Let $X$ be a set, and the power set of $X$ be $\mathcal P(X).$
For $\mathcal B \subset \color{red}{\mathcal P(X)},$ does \begin{align} &\quad \ \left\{ U\subset X \mid \exists \Lambda : \mathrm{index \ set}, \exists \{U_\lambda\}_{\lambda \in \Lambda}\subset \mathcal B\ \ ;\ U=\cup_{\lambda\in \Lambda} U_\lambda\right\}\\ &=\{ U\subset X \mid \forall x\in U, \exists B\in \mathcal B \ ; \ x\in B \subset U \} \end{align} hold ?
I expect it holds. I proved LHS$\subset $RHS, but I'm not sure my proof of LHS$\supset $RHS is correct.
My proof.
Let $U\in $ RHS.
Then, $\forall x\in U, \exists B_x \in \mathcal B \ ; \ x\in B_x \subset U $ holds.
Each $B_x$ belongs to $\mathcal B$ i.e., $\{ B_x \}_{x\in \color{red}U}\subset \mathcal B$, and $U=\cup_{x\in \color{red} U} B_x$ holds, so $U\in $LHS.

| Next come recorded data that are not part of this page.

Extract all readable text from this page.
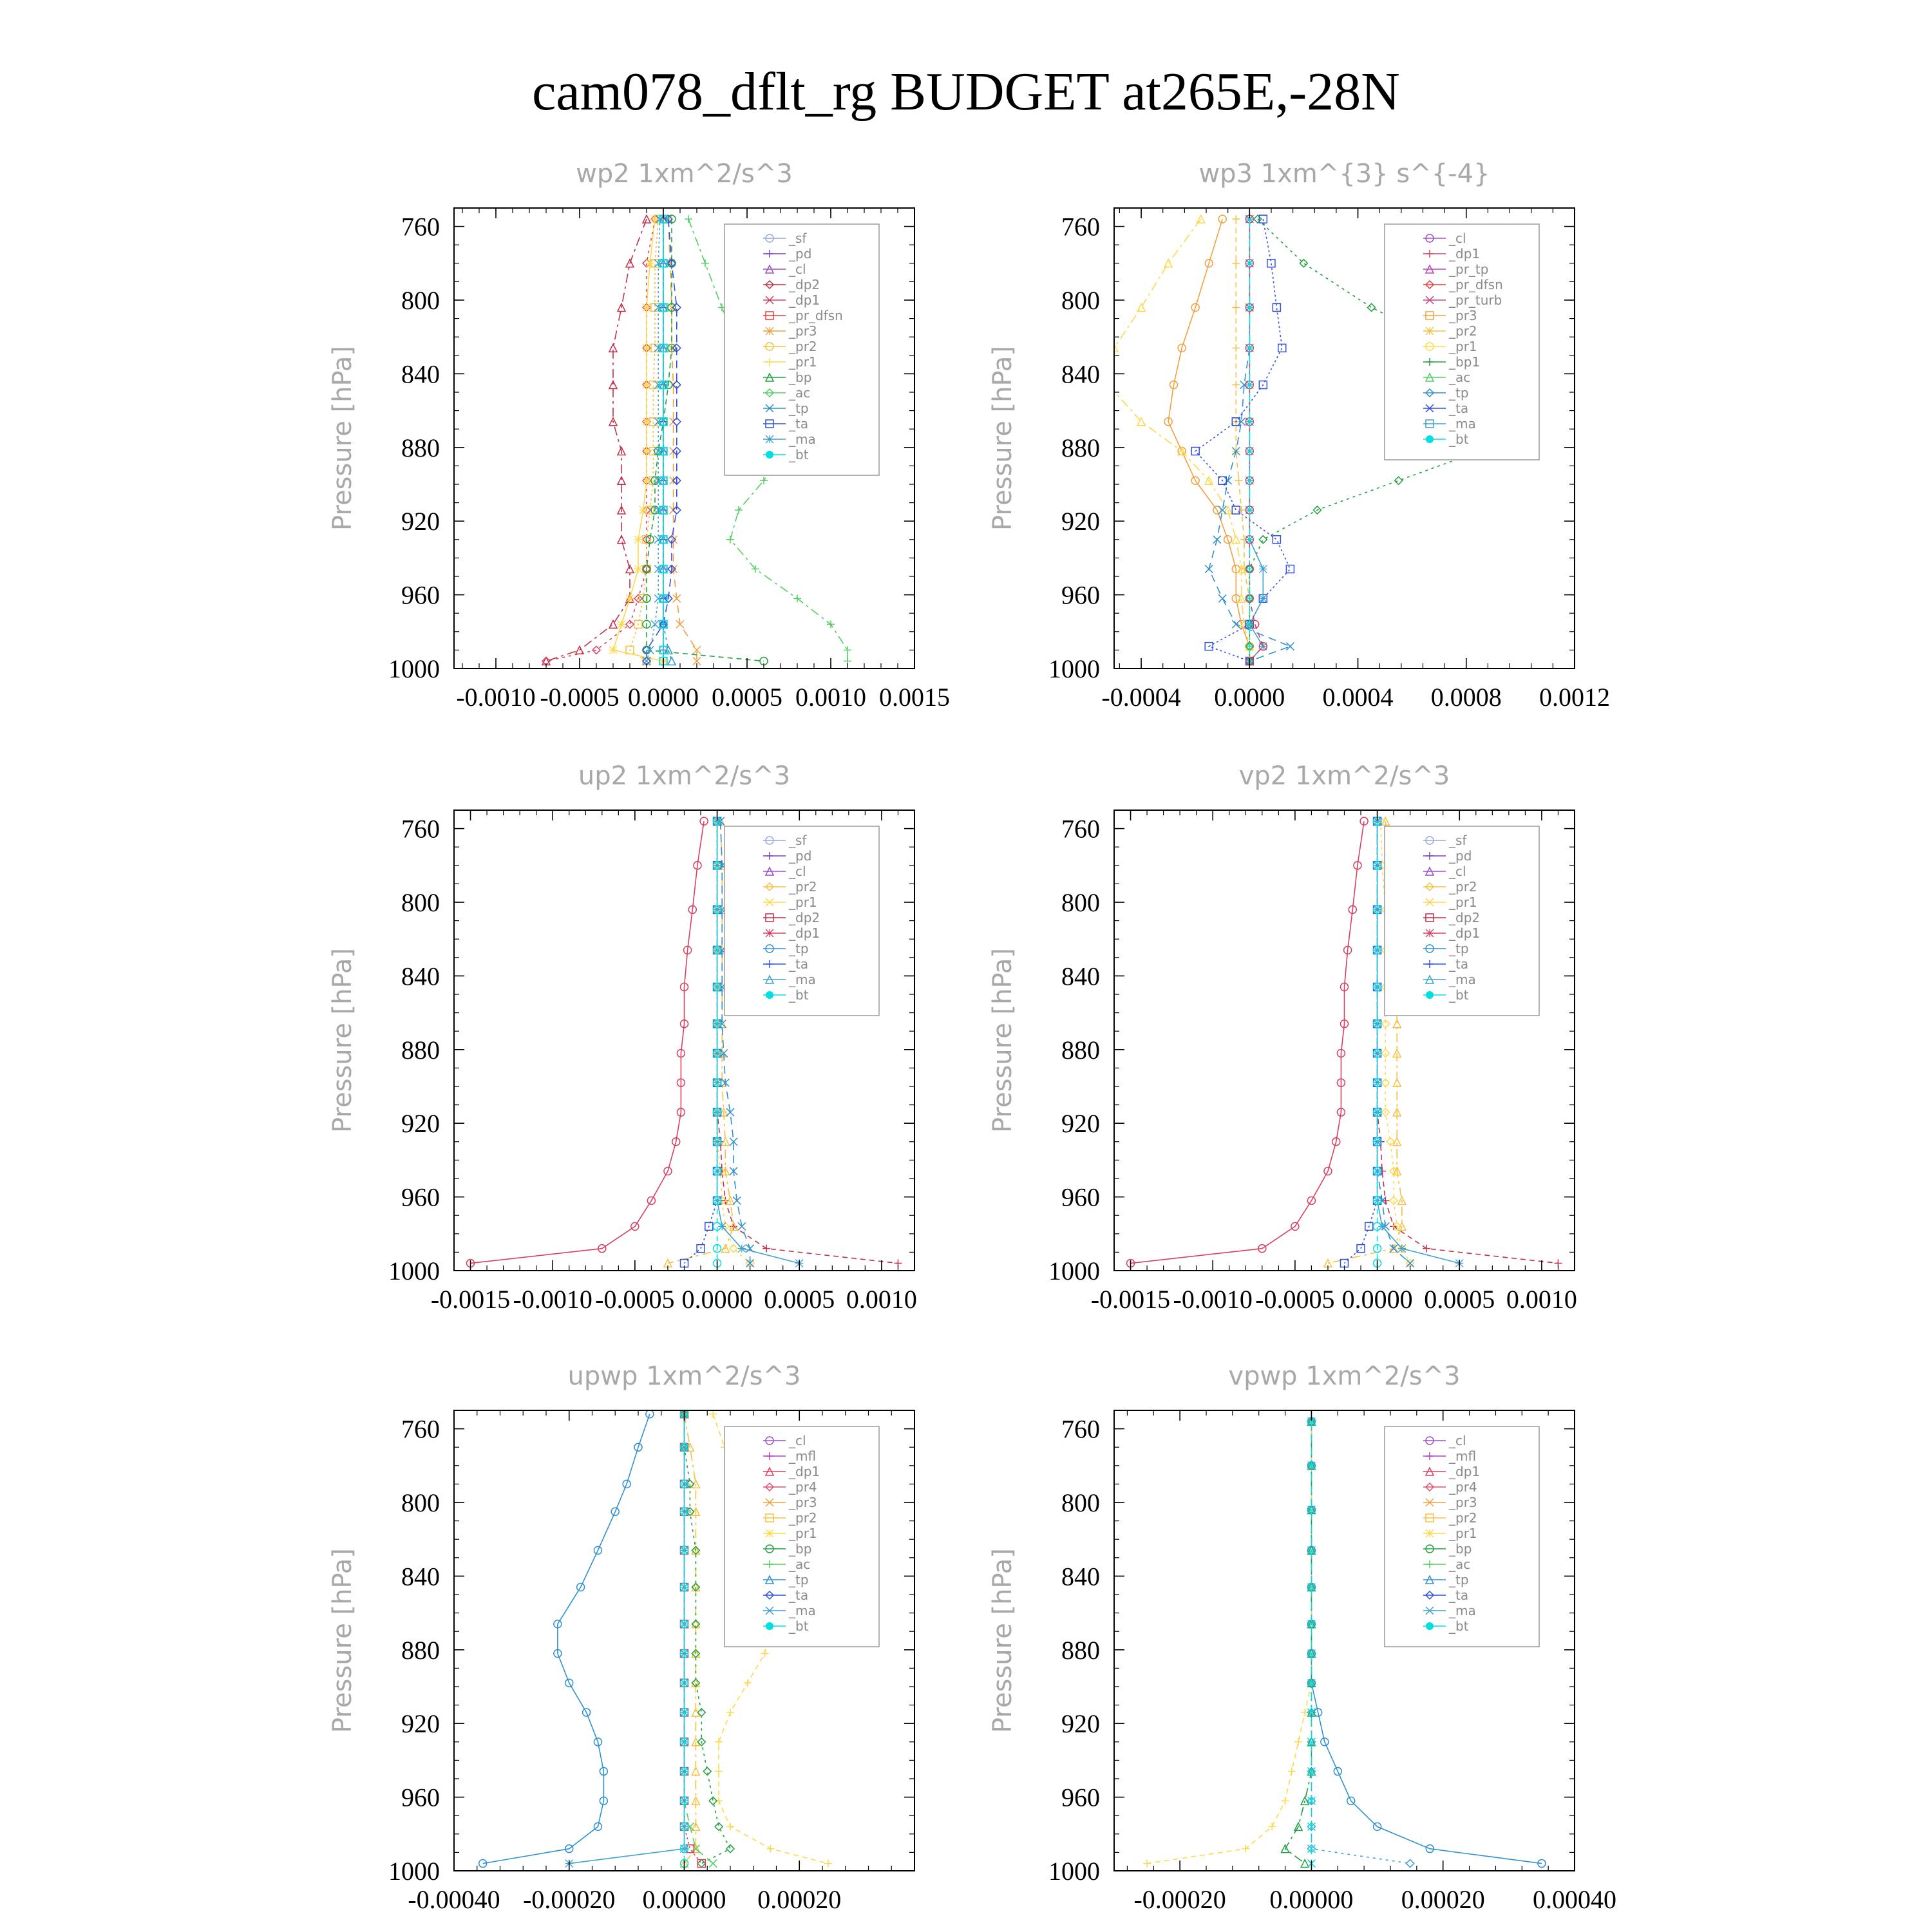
cam078_dflt_rg BUDGET at265E,-28N
wp2 1xm^2/s^3
Pressure [hPa]
-0.0010 -0.0005 0.0000 0.0005 0.0010 0.0015
760
800
840
880
920
960
1000
_sf
_pd
_cl
_dp2
_dp1
_pr_dfsn
_pr3
_pr2
_pr1
_bp
_ac
_tp
_ta
_ma
_bt
wp3 1xm^{3} s^{-4}
Pressure [hPa]
-0.0004 0.0000 0.0004 0.0008 0.0012
760
800
840
880
920
960
1000
_cl
_dp1
_pr_tp
_pr_dfsn
_pr_turb
_pr3
_pr2
_pr1
_bp1
_ac
_tp
_ta
_ma
_bt
up2 1xm^2/s^3
Pressure [hPa]
-0.0015 -0.0010 -0.0005 0.0000 0.0005 0.0010
760
800
840
880
920
960
1000
_sf
_pd
_cl
_pr2
_pr1
_dp2
_dp1
_tp
_ta
_ma
_bt
vp2 1xm^2/s^3
Pressure [hPa]
-0.0015 -0.0010 -0.0005 0.0000 0.0005 0.0010
760
800
840
880
920
960
1000
_sf
_pd
_cl
_pr2
_pr1
_dp2
_dp1
_tp
_ta
_ma
_bt
upwp 1xm^2/s^3
Pressure [hPa]
-0.00040 -0.00020 0.00000 0.00020
760
800
840
880
920
960
1000
_cl
_mfl
_dp1
_pr4
_pr3
_pr2
_pr1
_bp
_ac
_tp
_ta
_ma
_bt
vpwp 1xm^2/s^3
Pressure [hPa]
-0.00020 0.00000 0.00020 0.00040
760
800
840
880
920
960
1000
_cl
_mfl
_dp1
_pr4
_pr3
_pr2
_pr1
_bp
_ac
_tp
_ta
_ma
_bt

I'm not sure this is correct, since I don't know whether we can see $\color{red}U$ as index set.
$\color{red} U$ is defined as a set, but can we see $\color{red} U$ as an index set ?
Any set can be used as an index set. Index sets are not special types of sets, they're just ordinary sets that are being used in a special way: to index a family of other sets.
That said, your proof is not quite right, because you have defined a set $B_x$ for every $x\in U$, not for every $x\in X$. So your index set should be $U$, not $X$.